Я провел рукой вдоль системы переходников, передающих движение, и остановил палец на валу, который выходил из воды. Дерево поблескивало от влаги, образуя крошечные радуги в лучах света, проникающих сквозь щели.
— А другой вал поднимается и опускается уже здесь, — я ему пальцем показал на механизм. — И через другой кривошип и систему передач распределён между мехами.
Савелий Кузьмич потер подбородок, размышляя. Его глаза метались от одной части механизма к другой, выстраивая в уме полную картину.
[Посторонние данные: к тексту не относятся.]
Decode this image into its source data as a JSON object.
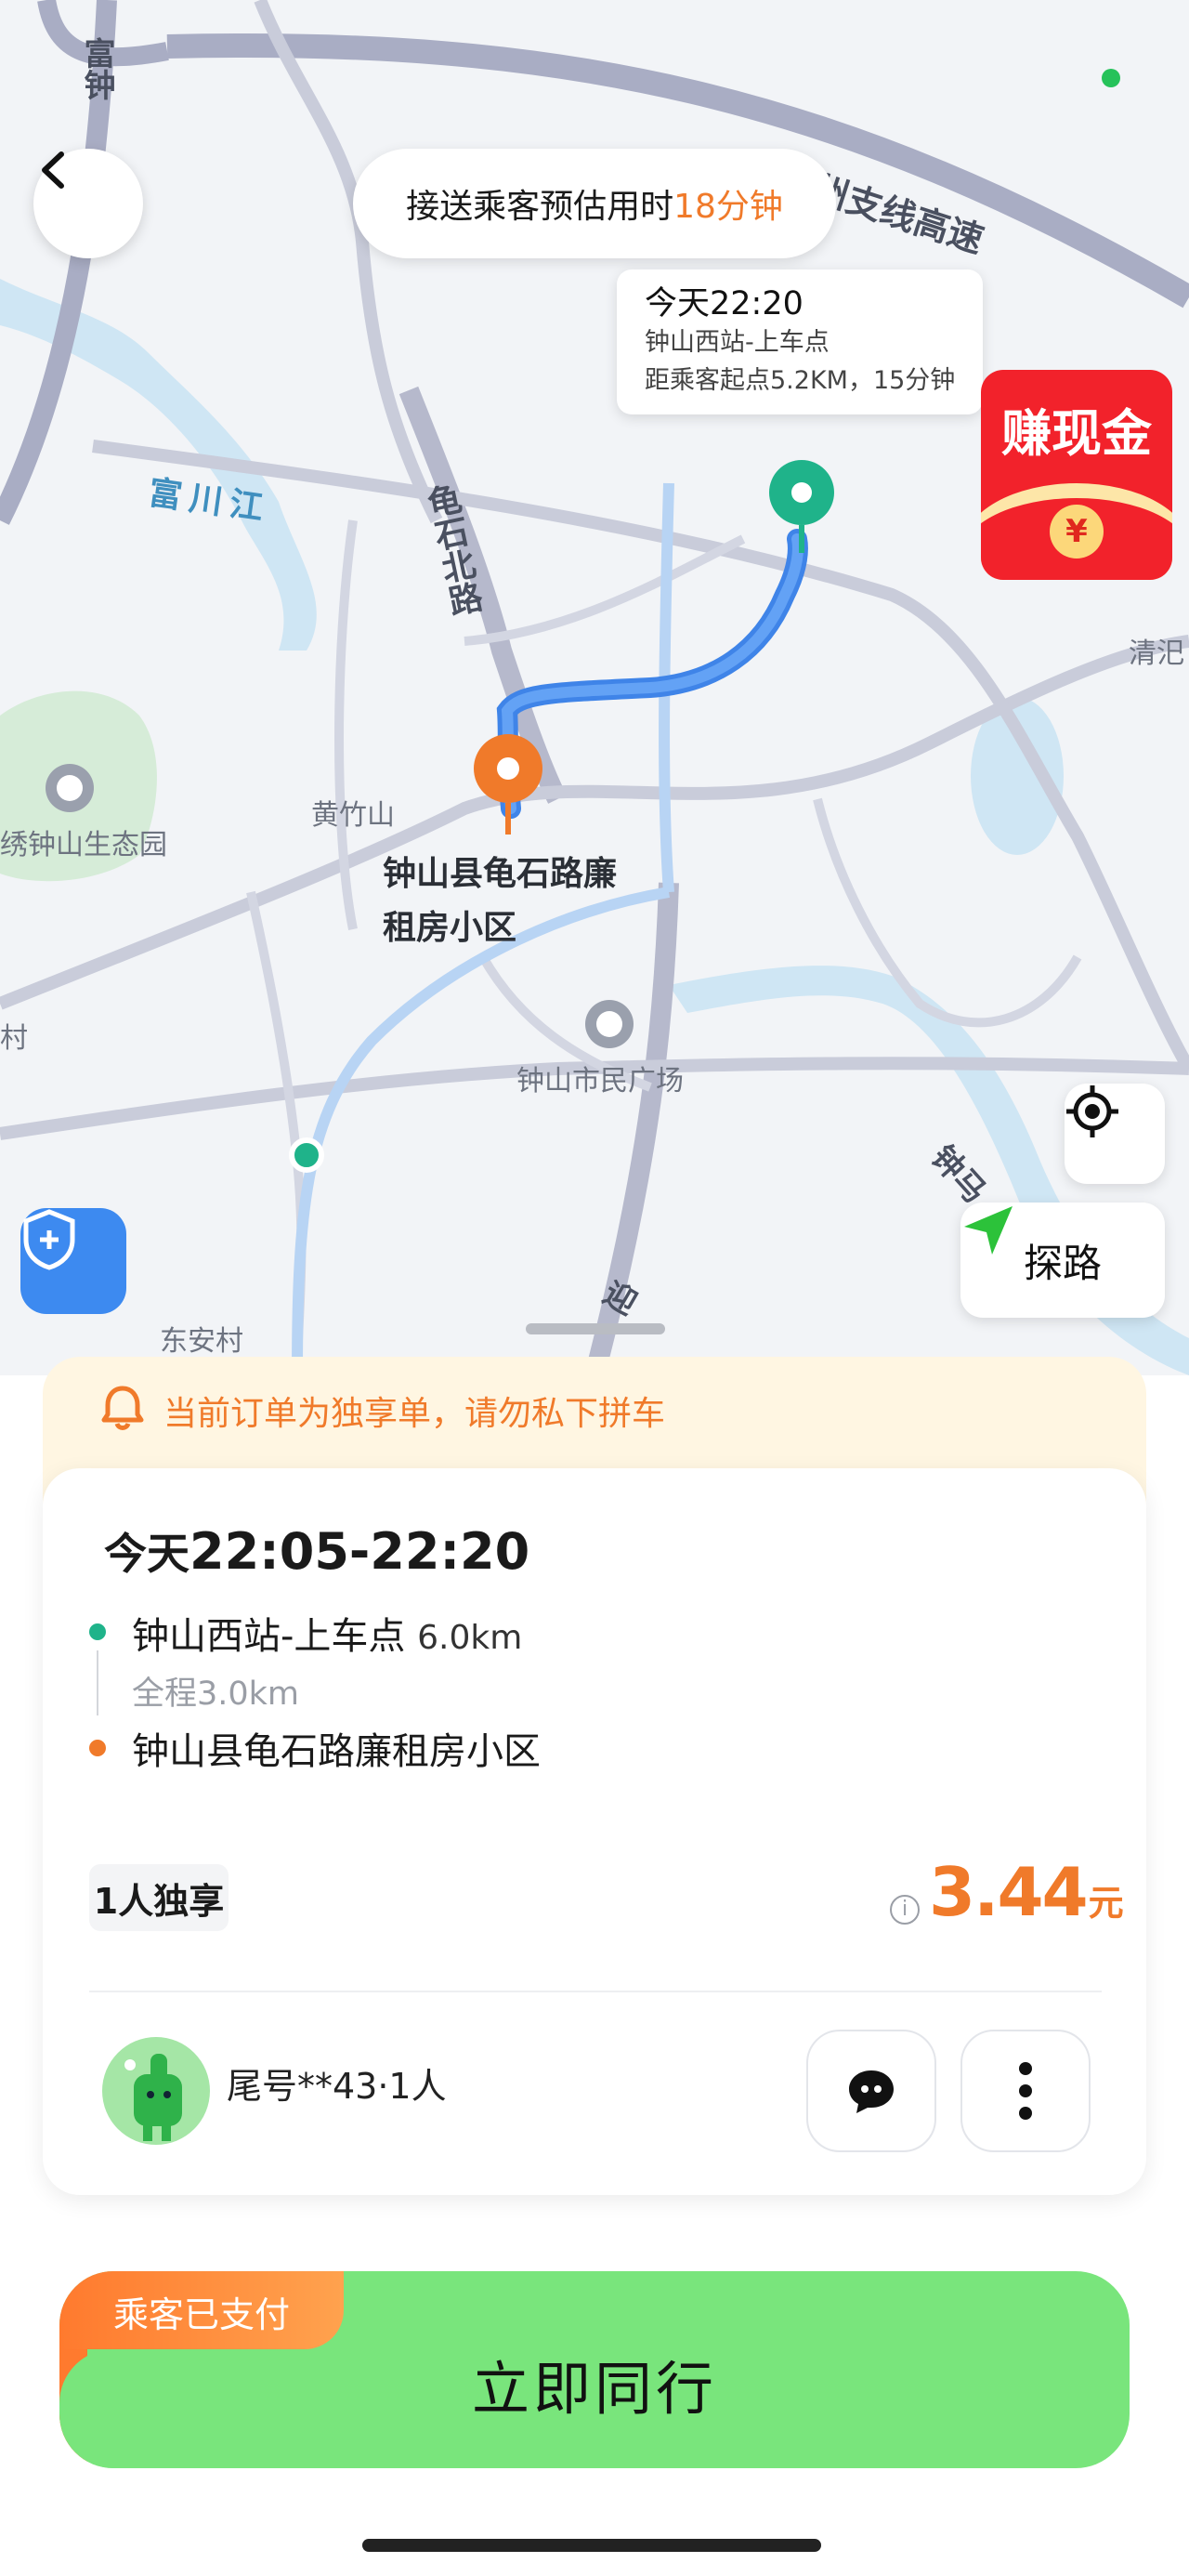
{
  "map": {
    "eta_prefix": "接送乘客预估用时",
    "eta_value": "18分钟",
    "pickup_card": {
      "time": "今天22:20",
      "place": "钟山西站-上车点",
      "distance": "距乘客起点5.2KM，15分钟"
    },
    "promo_text": "赚现金",
    "promo_symbol": "¥",
    "destination_label_line1": "钟山县龟石路廉",
    "destination_label_line2": "租房小区",
    "explore_label": "探路",
    "labels": {
      "fuzhong": "富钟",
      "hezhou_highway": "贺州支线高速",
      "fuchuan_river": "富川江",
      "guishi_north_road": "龟石北路",
      "qingxiang": "清汜",
      "huangzhu_mountain": "黄竹山",
      "eco_park": "绣钟山生态园",
      "cun": "村",
      "civic_square": "钟山市民广场",
      "dongan_village": "东安村",
      "zhong": "钟马",
      "ying": "迎"
    }
  },
  "notice": "当前订单为独享单，请勿私下拼车",
  "trip": {
    "time_prefix": "今天",
    "time_range": "22:05-22:20",
    "pickup": "钟山西站-上车点",
    "pickup_distance": "6.0km",
    "total": "全程3.0km",
    "dropoff": "钟山县龟石路廉租房小区",
    "seat_type": "1人独享",
    "price": "3.44",
    "currency": "元",
    "passenger": "尾号**43·1人"
  },
  "payment_badge": "乘客已支付",
  "cta": "立即同行",
  "colors": {
    "accent_orange": "#f07a2a",
    "route_blue": "#4a90f0",
    "pickup_green": "#1fb38a",
    "cta_green": "#79e57c",
    "promo_red": "#f2222b"
  }
}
Руки кузнеца, словно хотели прикоснуться к каждой детали, понять ее назначение через прикосновение.
— Так вот, — продолжил я, чувствуя, как собственное воодушевление нарастает. — Через вот эту всю систему мы приводим в действие вот эти меха. — Я показал на нагнетающий воздух. — Две пары мехов, — добавил я.
— А зачем их столько, Егор Андреевич? — спросил кузнец, и глаза его сузились. — И почему они как-то так странно работают… в перебой?
Я улыбнулся.
— А в этом-то, Савелий Кузьмич, и вся суть! — воскликнул я, чувствуя прилив гордости за свое детище. — Они работают, как вы видите, попарно.
Я все это дело сопровождал жестами, указывая то на одну пару, то на другую.
— В первом такте вот эти два работают, — показал я на первую пару мехов, чья кожа выглядела чуть темнее. — Они работают на сжим и, соответственно, подают воздух в трубу.
Кузнец кивнул, его взгляд неотрывно следил за движением мехов. Он даже слегка наклонился вперед, чтобы лучше рассмотреть соединение между системой шестерен и рабочей частью мехов.
— Потом, когда они разжимаются и нагнетают воздух в себя, вот эти два других, — я перевел палец на вторую пару, — они работают на подачу воздуха, в то время, пока эти набирают.
Скрип кожи, шорох шестерен, плеск воды внизу — все эти звуки сливались в единую мелодию, которой я невольно начал дирижировать рукой, показывая смену тактов работы.
— Потом, когда эти выдувают, другие набирают, и так раз за разом. Получается, они меняются, а поток воздуха… — я сделал паузу для эффекта, — он постоянный! И именно это позволяет сжимать воздух и держать его под стабильным давлением.
— Интересно, — почесал затылок Савелий Кузьмич, и его глаза сверкнули пониманием.
Он задумался на несколько мгновений, погрузившись в свои размышления, а потом посмотрел на трубу, по которой подавался этот самый воздух. Кузнец провел пальцем по изгибу трубы, ощущая легкую вибрацию и продолжил, будто соглашаясь с какими-то своими выводами:
— И получается, вот по ним вы воздух этот гоните к кузнице, чтоб там не работать мехами? — спросил он, и в глазах его читалось уважение пополам с сомнением.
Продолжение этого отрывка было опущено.